Create a Baseline GPU Version in MATLAB

To get a performance baseline, start with the initial implementation described in Experiments in MATLAB. Run this implementation on the GPU by making sure the initial population is on the GPU using gpuArray. The function updateGrid is provided at the end of this example. updateGrid counts how many neighbors are alive and decides whether a cell will be alive at the next step.

currentGrid = gpuArray(initialGrid);
% Loop through each generation updating the grid and displaying it
for generation = 1:numGenerations
    currentGrid = updateGrid(currentGrid, gridSize);

    imagesc(currentGrid);
    title(num2str(generation));
    drawnow;
end

Re-run the game and measure how long it takes for each generation. In order to time the entire game using gputimeit, a function that calls each generation, callUpdateGrid, is provided at the end of this example.

gpuInitialGrid = gpuArray(initialGrid);

% Retain this result to verify the correctness of each version below
expectedResult = callUpdateGrid(gpuInitialGrid, gridSize, numGenerations);

gpuBuiltinsTime = gputimeit(@() callUpdateGrid(gpuInitialGrid, ...
                                               gridSize, numGenerations));

fprintf('Average time on the GPU: %2.3fms per generation \n', ...
        1000*gpuBuiltinsTime/numGenerations);

Average time on the GPU: 0.521ms per generation

Create a MEX Version That Uses Shared Memory

When writing a CUDA kernel version of the stencil operation, you have to split the input data into blocks on which each thread block can operate. Each thread in the block will be reading data that is also needed by other threads in the block. One way to minimize the number of read operations is to copy the required input data into shared memory before processing. This copy must include some neighboring elements to allow correct calculation of the block edges. For the Game of Life, where the stencil is just a 3x3 square of elements, you need a one element boundary. For example, for a 9x9 grid processed using 3x3 blocks, the fifth block would operate on the orange highlighted region, where the yellow elements are the "halo" it must also read.

The CUDA code that illustrates this approach is shown in the supporting file pctdemo_life_cuda_shmem.cu.
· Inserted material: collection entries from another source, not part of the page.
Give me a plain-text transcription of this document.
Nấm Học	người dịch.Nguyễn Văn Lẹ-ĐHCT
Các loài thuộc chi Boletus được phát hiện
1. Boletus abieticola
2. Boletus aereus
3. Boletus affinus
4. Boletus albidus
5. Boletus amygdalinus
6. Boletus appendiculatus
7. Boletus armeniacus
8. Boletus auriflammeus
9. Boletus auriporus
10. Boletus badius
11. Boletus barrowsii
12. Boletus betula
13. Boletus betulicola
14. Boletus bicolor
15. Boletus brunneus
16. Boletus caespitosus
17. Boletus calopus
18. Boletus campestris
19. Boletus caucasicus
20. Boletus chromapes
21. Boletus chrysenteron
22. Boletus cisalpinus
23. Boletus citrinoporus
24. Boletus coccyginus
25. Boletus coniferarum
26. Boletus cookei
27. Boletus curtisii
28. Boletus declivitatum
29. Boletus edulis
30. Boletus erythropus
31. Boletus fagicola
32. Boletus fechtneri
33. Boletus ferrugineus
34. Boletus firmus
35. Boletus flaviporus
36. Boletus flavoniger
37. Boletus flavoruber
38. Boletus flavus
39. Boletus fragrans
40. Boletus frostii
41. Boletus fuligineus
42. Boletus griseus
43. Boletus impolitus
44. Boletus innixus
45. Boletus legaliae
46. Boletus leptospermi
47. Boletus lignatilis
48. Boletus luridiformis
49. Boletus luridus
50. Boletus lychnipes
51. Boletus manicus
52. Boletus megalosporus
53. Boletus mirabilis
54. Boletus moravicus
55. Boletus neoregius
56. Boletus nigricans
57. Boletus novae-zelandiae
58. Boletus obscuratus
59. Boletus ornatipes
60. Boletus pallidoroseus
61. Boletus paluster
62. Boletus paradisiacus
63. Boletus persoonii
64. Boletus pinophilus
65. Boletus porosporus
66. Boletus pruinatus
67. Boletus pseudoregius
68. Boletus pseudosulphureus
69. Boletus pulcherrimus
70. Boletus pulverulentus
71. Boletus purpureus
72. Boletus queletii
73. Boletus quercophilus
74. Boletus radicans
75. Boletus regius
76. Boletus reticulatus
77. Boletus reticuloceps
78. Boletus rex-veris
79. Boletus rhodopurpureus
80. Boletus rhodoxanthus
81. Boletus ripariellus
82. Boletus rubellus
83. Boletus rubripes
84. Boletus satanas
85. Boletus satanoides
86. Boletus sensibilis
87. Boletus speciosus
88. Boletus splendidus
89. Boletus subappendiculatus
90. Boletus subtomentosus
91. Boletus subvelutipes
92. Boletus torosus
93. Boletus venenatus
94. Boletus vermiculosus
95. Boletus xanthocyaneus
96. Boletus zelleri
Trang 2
To access this supporting file, open this example as a live script. The CUDA device function in this file operates as follows:

All threads copy the relevant part of the input grid into shared memory, including the halo.
The threads synchronize with one another to ensure shared memory is ready.
Threads that fit in the output grid perform the Game of Life calculation.

The host code in this file invokes the CUDA device function once for each generation, using the CUDA runtime API. It uses two different writable buffers for the input and output. At every iteration, the MEX file swaps the input and output pointers so that no copying is required.

In order to call the function from MATLAB, you need a MEX gateway that unwraps the input arrays from MATLAB, builds a workspace on the GPU, and returns the output. The MEX gateway function can be found in the supporting file pctdemo_life_mex_shmem.cpp.

To call your own MEX file, you must first compile it using mexcuda. Compile pctdemo_life_cuda_shmem.cu and pctdemo_life_mex_shmem.cpp into a MEX function named pctdemo_life_mex_shmem.

mexcuda -output pctdemo_life_mex_shmem pctdemo_life_cuda_shmem.cu pctdemo_life_mex_shmem.cpp

Building with 'NVIDIA CUDA Compiler'.
MEX completed successfully.

% Calculate the output value using the MEX file with shared memory. The
% initial input value is copied to the GPU inside the MEX file
grid = pctdemo_life_mex_shmem(initialGrid, numGenerations);
gpuMexTime = gputimeit(@()pctdemo_life_mex_shmem(initialGrid, ...
                                                 numGenerations));
% Print out the average computation time and check the result is unchanged
fprintf('Average time of %2.3fms per generation (%1.1fx faster).\n', ...
        1000*gpuMexTime/numGenerations, gpuBuiltinsTime/gpuMexTime);

Average time of 0.007ms per generation (72.5x faster).

assert(isequal(grid, expectedResult));

Conclusion

This example has illustrated a method of reducing the number of read operations by explicitly copying blocks into shared memory before processing. The performance improvement obtained using this method will depend on the size of the stencil, the size of the overlap region, and the capabilities of your GPU. You can use this approach in conjunction with your MATLAB code to optimize your application.

fprintf('Using gpuArrays:  %2.3fms per generation.\n', ...
        1000*gpuBuiltinsTime/numGenerations);

Using gpuArrays:  0.521ms per generation.

fprintf(['Using MEX with shared memory: %2.3fms per generation ',...
         '(%1.1fx faster).\n'], 1000*gpuMexTime/numGenerations, ...
        gpuBuiltinsTime/gpuMexTime);

Using MEX with shared memory: 0.007ms per generation (72.5x faster).

Supporting Functions

This updateGrid function updates the 2-D grid according to how many neighbors are alive.

function X = updateGrid(X, N)
    p = [1 1:N-1];
    q = [2:N N];
    % Count how many of the eight neighbors are alive
    neighbors = X(:,p) + X(:,q) + X(p,:) + X(q,:) + ...
        X(p,p) + X(q,q) + X(p,q) + X(q,p);
    % A live cell with two live neighbors, or any cell with
    % three live neighbors, is alive at the next step
    X = (X & (neighbors == 2)) | (neighbors == 3);
end

The callUpdateGrid function calls updateGrid for a number of generations.

function grid=callUpdateGrid(grid, gridSize, N)
    for gen = 1:N
        grid = updateGrid(grid, gridSize);
    end
end